Il 28 novembre 1994 moriva Franco Fortini: un omaggio al grande intellettuale e poeta fiorentino con una piccola scelta di testi. Buona lettura.
(Gianluca D’Andrea)


Franco Fortini – Poesie

Da: Foglio di via e altri versi (1946)

Foglio di via

Dunque nulla di nuovo da questa altezza
Dove ancora un poco senza guardare si parla
E nei capelli il vento cala la sera.

Dunque nessun cammino per discendere
Se non questo del nord dove il sole non tocca
E sono d’acqua i rami degli alberi.

Dunque fra poco senza parole la bocca.
E questa sera saremo in fondo alla valle
Dove le feste han spento tutte le lampade.

Dove una folla tace e gli amici non riconoscono.

*

La rosa sepolta

Dove ricercheremo noi le corone di fiori
Le musiche dei violini e le fiaccole delle sere

Dove saranno gli ori delle pupille
Le tenebre, le voci – quando traverso il pianto

Discenderanno i cavalieri di grigi mantelli
Sui prati senza colore, accennando. E di noi

Dietro quel trotto senza suono per le valli
D’esilio irrevocabili, seguiranno le immagini.

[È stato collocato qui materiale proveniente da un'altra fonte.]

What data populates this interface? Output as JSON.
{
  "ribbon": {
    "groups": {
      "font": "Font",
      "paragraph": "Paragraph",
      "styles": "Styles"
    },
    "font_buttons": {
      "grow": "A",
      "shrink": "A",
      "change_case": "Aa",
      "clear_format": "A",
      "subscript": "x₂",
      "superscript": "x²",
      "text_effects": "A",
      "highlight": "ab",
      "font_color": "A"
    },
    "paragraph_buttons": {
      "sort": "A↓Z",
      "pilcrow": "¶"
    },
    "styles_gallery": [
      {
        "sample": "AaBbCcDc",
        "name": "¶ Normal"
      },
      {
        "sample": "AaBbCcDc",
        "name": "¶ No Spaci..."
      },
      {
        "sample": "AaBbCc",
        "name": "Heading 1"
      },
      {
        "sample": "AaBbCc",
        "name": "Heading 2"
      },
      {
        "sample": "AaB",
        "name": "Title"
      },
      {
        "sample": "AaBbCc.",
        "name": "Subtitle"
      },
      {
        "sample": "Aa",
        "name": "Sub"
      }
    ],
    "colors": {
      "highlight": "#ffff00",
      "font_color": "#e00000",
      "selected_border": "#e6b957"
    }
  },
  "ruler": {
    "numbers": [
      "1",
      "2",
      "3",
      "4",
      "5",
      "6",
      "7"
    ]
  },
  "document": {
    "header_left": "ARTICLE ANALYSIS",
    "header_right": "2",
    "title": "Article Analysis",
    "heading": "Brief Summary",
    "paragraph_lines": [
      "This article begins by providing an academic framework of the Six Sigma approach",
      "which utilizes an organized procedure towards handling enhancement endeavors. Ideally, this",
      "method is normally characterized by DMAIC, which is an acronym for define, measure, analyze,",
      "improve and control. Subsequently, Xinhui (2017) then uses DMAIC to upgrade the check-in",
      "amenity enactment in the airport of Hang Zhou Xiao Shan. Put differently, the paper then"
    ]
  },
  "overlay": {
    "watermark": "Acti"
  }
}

Ma il più distrutto destino è libertà.
Odora eterna la rosa sepolta.

Dove splendeva la nostra fedele letizia
Altri ritroverà le corone di fiori.

Da: Poesia e errore (1959)

Arte poetica

Tu occhi di carta tu labbra di creta
tu dalla prima saliva malfatto
anima di strazio e ridicolo
di allori finti e gestri

tu di allarmi e rossori
tu di debole cervello
ladro di parole cieche
uomo da dimenticare

dichiara che il canto vero
è oltre il tuo sonno fondo
e i vertici bianchi del mondo
per altre pupille avvenire.

Scrivi che i veri uomini amici
parlano oltre i tuoi giorni che presto
saranno disfatti. E già li attendi. E questo
solo ancora è il tuo onore.

E voi parole mio odio e ribrezzo,
se non vi so liberare
tra le mie mani ancora
non vi spezzate.

*

Quando tra sassi

Quando tra sassi e cardi di un altopiano
sotto la moltitudine delle nuvole lente
tra cento e più anni un uomo vada modesto e sovrano
di noi chiedendo ai colpi del sangue e del vento,

se lo avranno disposto conoscenza o amore
alla pietà o alla intelligenza,
come genî cortesi e senza dolore
vedrà i nostri visi nell’aria della coscienza.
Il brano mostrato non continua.